One would assume that textbooks and the education of our children need to rise above political leanings and biases, especially in a large diverse, complex country like India. One of the foundational principles stated to guide NEP 2020 is “respect for diversity and respect for the local context in all curriculum, pedagogy, and policy, besides adhering to Constitutional values. The Karnataka textbook revision exercise is antithetical to all this. Dr. Maya Menon, Teacher Educator.
Any decision related to choice/inclusion of content in the curriculum or textbooks should be dictated by curricular priorities of which development in children of critical thought and analysis and appreciation of diversity is acknowledged to be the need of the hour in the 21st century. Decisions on the basis of ideological leanings should therefore not be acceptable by the school system – Prof Venita Kaul, Professor, and Director of School of Education Studies, Ambedkar University (retd.)
For almost a thousand years since Basava, Karnataka has formed its identity in terms of a lively dialectic between the ‘living presence of a teacher’s mind’ and the ‘dominant national narrative’. What defines Karnataka is the rich history of the tension between the two. The Chakratirtha Committee appears to have set aside the historical reality of ‘the being of Karnataka’ as well as the principle of inclusion that Dr. Ambedkar embedded in the Constitution. – Prof. GN Devy.

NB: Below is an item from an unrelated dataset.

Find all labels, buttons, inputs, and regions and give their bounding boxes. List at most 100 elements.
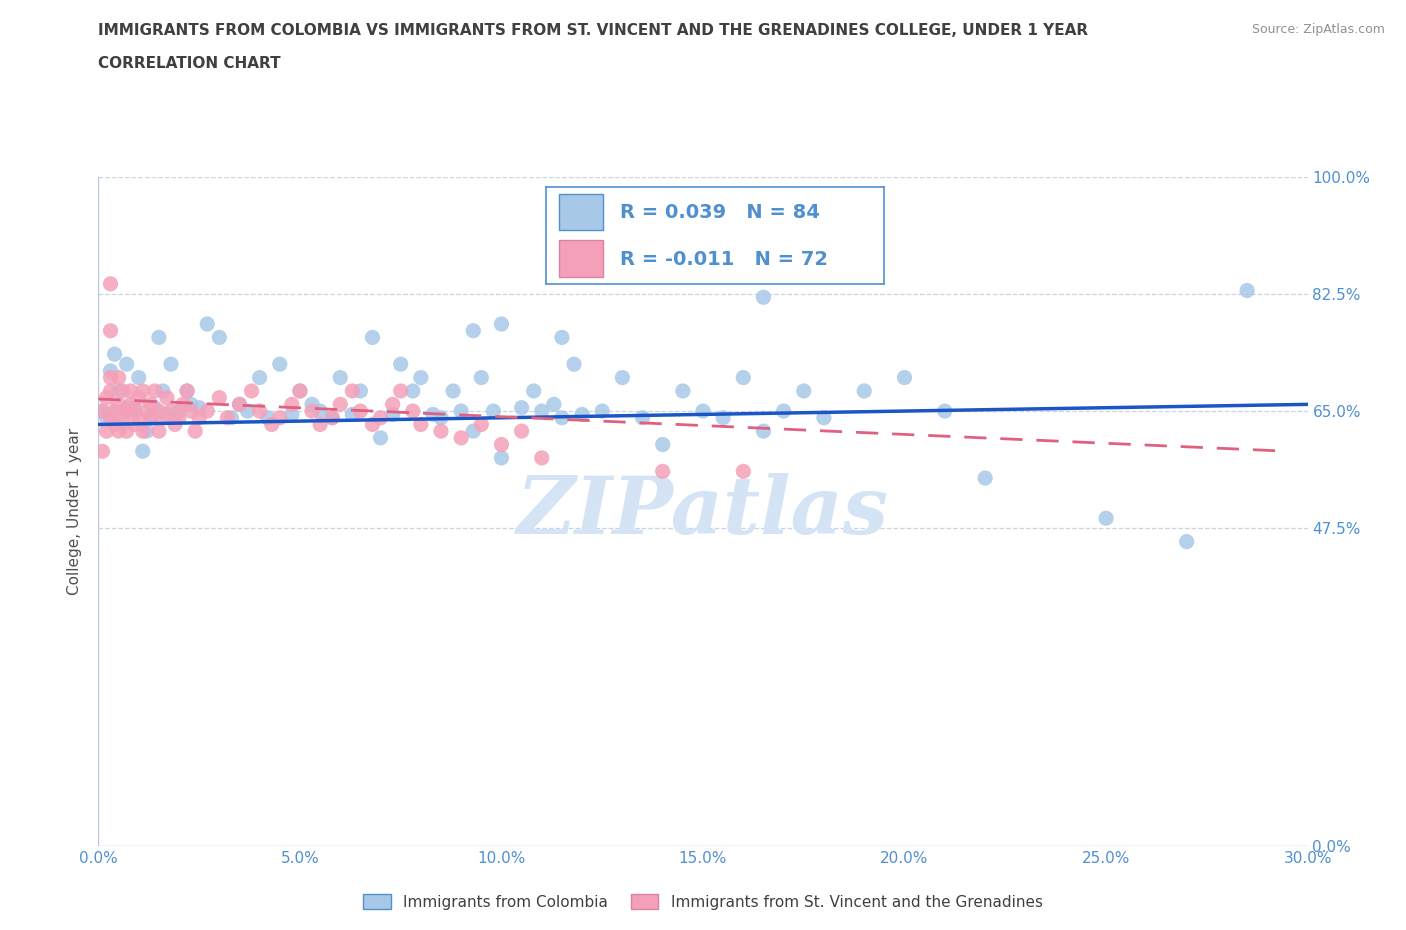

The entire process is undemocratic, opaque and not following the principles of natural justice – Dr Niranjanaradhya, Development Educationist, Mentor of SDMCs and Chief Advocate of Neighbourhood Common School System through State-Funded Public Education.
A group of brahmin men adding references to regressive caste practices (upanayana in the chapter on Basaveshwara), removing content analyzing the injustices inherent in caste system, in an opaque exercise, violates the constitutional ideals of equality and social justice – Gurumurthy K., National Coalition on the Education Emergency.